Déposer une marque revient à protéger l’identité commerciale d’une entreprise et à se distinguer durablement de la concurrence.
À ce titre, la marque confère à son titulaire un droit exclusif d’exploitation et permet d’empêcher toute reprise ou imitation d’éléments distinctifs de son identité commerciale.
Régie par les articles L.711-1 et suivants du Code de la propriété intellectuelle, la marque est un signe distinctif servant à identifier les produits ou services d’une entreprise et à les différencier de ceux de ses concurrents.
- Il assure l’exclusivité de l’usage du signe déposé pour les produits ou services désignés ;
- Il protège juridiquement l’identité commerciale, la marque devenant un actif immatériel à part entière ;
- Il permet d’interdire l’usage de signes identiques ou similaires pour des produits ou services identiques ou similaires ;
- Il ouvre la possibilité d’agir en contrefaçon en cas d’utilisation frauduleuse du signe.
Pour être valablement enregistrée, la marque doit respecter les conditions prévues aux articles L.711-2 et L.711-3 du Code de la propriété intellectuelle. Elle doit être :
- Disponible : elle ne doit pas porter atteinte à une marque antérieure pour des produits ou services identiques ou similaires ;
- Distinctive : elle doit permettre d’identifier l’origine des produits ou services concernés. Ce caractère s’apprécie au jour du dépôt (cass. com du 6 décembre 2023, n°22-16.078) ;
- Non descriptive et non générique : le signe ne doit pas désigner une caractéristique essentielle ni le nom usuel du produit ou service ;
- Licite : elle ne doit pas être contraire à l’ordre public ou aux bonnes mœurs.
De plus, la marque ne doit pas être trompeuse : elle ne peut induire le public en erreur quant à la nature, la qualité ou la provenant des produits ou services qu’elle désigne.
Ainsi, elle est déceptive lorsqu’elle est susceptible de tromper le consommateur sur la relation entre le signe utilisé et une œuvre protégée par le droit d’auteur (Cass. com du 11 janvier 2017, n°15-15.750).
Le dépôt d’une marque s’effectue en plusieurs étapes, qui conditionnent la validité et l’efficacité de la protection :
1. Déterminer les produits et services couverts :
Le déposant peut reprendre les libellés officiels ou formule ses propres descriptions, à condition qu’elles soient suffisamment claires et précises. À défaut, la demande peut être retardée ou rejetée.

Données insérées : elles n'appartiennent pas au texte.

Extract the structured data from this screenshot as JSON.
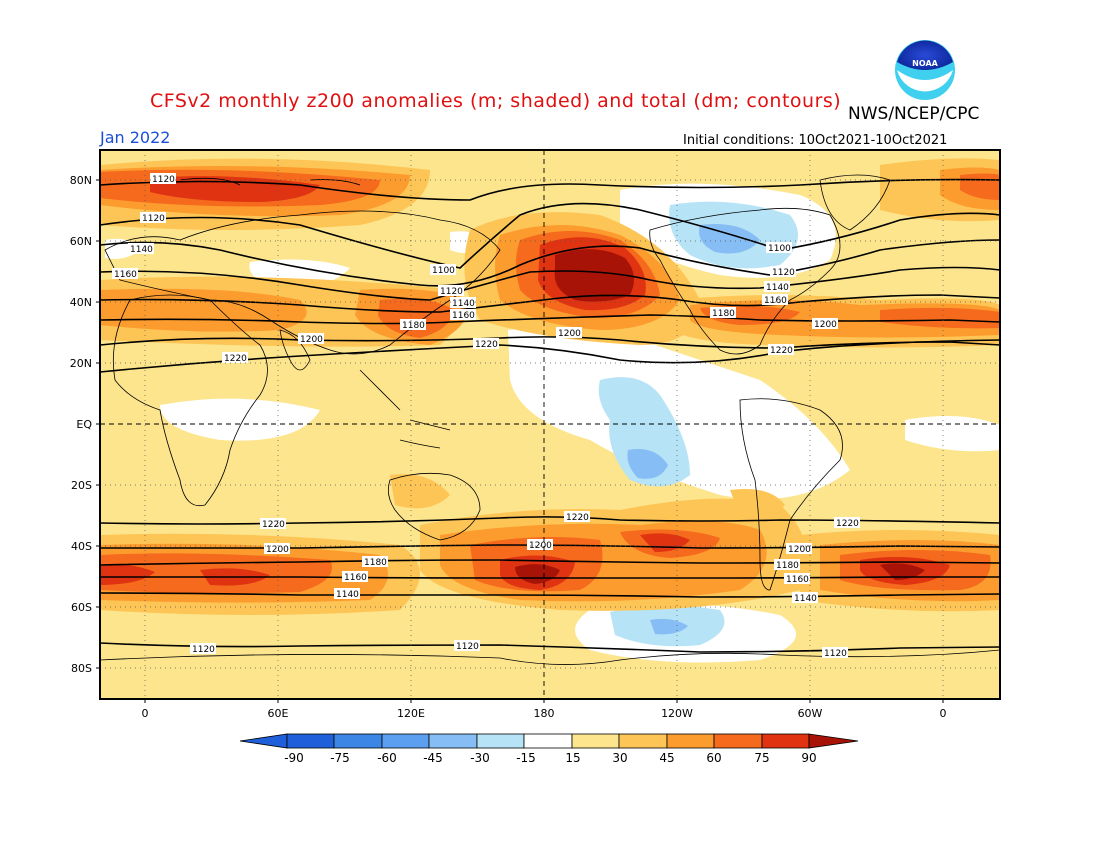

Attention : après le dépôt, il n’est pas possible d’ajouter de nouveaux produits ou services. En cas d’oubli, une nouvelle demande devra être déposée.
2. Vérifier la disponibilité de la marque :
3. Vérifier les critères de validité :
4. Déposer la marque :
En parallèle, un délai de deux mois s’ouvre pour permettre aux tiers de formuler :
- Une opposition, lorsqu’un droit antérieur est invoqué ;
- Des observations, afin de signaler une éventuelle irrégularité de la marque.
En cas d’objection, le déposant peut régulariser le dossier en corrigeant les erreurs signalées, contester les arguments avancés ou retirer tout ou partie de sa demande, dans les délais fixés par l’INPI.
À l’issue de la procédure, la marque est enregistrée et protégée pour une durée de dix ans, renouvelable indéfiniment.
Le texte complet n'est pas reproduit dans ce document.